I have a writing buddy that I regularly talk with by phone. She is at the beginning of writing a book. I am at the end. Even though we are in different places in the process, it never ceases to amaze me that no matter what topic is up for either one of us, there is always much to be gained in a partnership that holds two ends of the same continuum.
Recently, we had gone a month without meeting due to scheduling conflicts and time commitments. We had agreed though to keep working on our projects, despite the gap in our regularly scheduled check-ins. When we finally did talk, what we both discovered was that neither one of us had done much. No submissions had been tended. No chapters edited. No calls or inquiries made. It was easy to see that both of us were feeling like we were coming to the call with not much to speak of.
However, standing in the reflection of the other, it was much easier to see the truth of what each of us had actually been doing, and giving space for. All of the ways that a lot had been happening for both of us. That we had indeed been “working” on our projects on some deeper, perhaps harder to see, below the surface kind of way. Recognizing this in both of us, my buddy proposed that we give ourselves total permission to continue doing the supposed “nothing” of the past month for another two weeks. That we give ourselves over to giving lots and lots of permission to what was already happening. That we, in effect, trust the process deeply enough to let the so-called nothing be a central part of all the doing that is required in getting a book written and published.

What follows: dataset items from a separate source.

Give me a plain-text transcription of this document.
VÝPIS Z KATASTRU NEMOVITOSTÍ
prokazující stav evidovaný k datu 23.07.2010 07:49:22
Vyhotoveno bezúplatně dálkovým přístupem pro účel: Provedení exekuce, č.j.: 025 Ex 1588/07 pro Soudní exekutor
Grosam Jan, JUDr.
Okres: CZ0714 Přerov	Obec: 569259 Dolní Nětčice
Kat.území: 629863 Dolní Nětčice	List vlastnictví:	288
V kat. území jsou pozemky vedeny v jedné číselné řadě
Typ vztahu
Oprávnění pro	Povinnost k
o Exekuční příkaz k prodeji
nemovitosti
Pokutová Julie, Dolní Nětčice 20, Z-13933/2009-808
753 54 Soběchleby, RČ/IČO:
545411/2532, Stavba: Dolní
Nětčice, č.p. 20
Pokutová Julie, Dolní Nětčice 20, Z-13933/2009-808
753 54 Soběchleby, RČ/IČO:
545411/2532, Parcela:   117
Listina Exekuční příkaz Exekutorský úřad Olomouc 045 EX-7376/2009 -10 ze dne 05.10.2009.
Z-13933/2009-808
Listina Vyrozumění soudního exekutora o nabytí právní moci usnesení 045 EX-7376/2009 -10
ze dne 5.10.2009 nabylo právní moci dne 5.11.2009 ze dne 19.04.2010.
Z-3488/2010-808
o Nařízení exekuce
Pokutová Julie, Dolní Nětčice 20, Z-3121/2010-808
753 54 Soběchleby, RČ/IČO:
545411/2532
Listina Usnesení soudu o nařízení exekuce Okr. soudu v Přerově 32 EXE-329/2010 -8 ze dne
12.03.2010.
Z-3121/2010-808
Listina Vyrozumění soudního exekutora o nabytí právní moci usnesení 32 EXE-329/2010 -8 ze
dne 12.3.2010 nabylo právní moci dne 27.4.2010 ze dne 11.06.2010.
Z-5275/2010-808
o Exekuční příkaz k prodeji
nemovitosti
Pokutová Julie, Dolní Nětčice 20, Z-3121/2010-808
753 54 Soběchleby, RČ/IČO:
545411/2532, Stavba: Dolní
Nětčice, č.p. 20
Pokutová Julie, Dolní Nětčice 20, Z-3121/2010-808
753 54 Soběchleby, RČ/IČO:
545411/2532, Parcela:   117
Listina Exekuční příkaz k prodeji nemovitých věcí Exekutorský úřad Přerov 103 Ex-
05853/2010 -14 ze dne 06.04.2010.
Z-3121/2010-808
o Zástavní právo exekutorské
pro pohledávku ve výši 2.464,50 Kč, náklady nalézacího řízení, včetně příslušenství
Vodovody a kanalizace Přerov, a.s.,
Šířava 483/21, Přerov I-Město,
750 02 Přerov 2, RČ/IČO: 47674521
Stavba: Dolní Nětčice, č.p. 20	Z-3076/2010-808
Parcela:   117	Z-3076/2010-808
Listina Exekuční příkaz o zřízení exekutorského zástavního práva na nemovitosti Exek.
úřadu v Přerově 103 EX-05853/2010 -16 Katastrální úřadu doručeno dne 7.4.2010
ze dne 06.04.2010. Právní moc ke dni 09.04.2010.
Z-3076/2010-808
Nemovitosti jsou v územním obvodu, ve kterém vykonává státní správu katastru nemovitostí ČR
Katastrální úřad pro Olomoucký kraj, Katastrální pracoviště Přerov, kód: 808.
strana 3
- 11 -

This is not easy to do in a world that demands productivity. A kind of “show me the money” mentality. A kind of “you are only as good as your last sale” attitude. A world that applauds speed and how much you can generate in the shortest amount of time possible. A world that does not often recognize the slower, deeper and more invisible work of creating. A world that is too often blind in its ability to honor the pacing, rhythm and integrity of the process; favoring outcome instead.
Permission is defined as “formal consent.” A type of “authorization.” When applied to the process of giving birth to something, that part feels right. What I would argue with is where that consent and authorization come from. I say this because of how many of us have come to believe that permission is an externally generated bestowal we hope to god to get from another, or perhaps the culture at large. However, this belief has got it backwards. For at its truest and most life-giving, real authorization is granted from the inside out. It something you claim as a birthright. It is something you offer to yourself as a sacred and irrefutable fact of Life.
The permission to be who you are, expressing yourself as you express yourself in any given moment, is not only the greatest gift you can give to yourself, it is the greatest of what you can bestow to another. For in Truth, if each of us had the strength, the support, the inner recognition and the clarity of purpose to give ourselves all the permission we needed, all would be right not only in our own world, but in all the worlds at large.
My suggestion? Find a permission buddy. Someone you make a pact with to show up as you are, while offering them the same. Someone whom you can trust to bring forward ideas, thoughts, emotions, wonderings, concerns and more. A mutually agreed upon consent and authorization that gives the space required for a human being to be in a process, whatever that looks or feels like, where that effort is seen and honored, and where the end game is merely a by-product.
Can you imagine what it would feel like to not only give yourself total permission to be as you are, doing what you are doing, but to also be so blessed as to find that with another?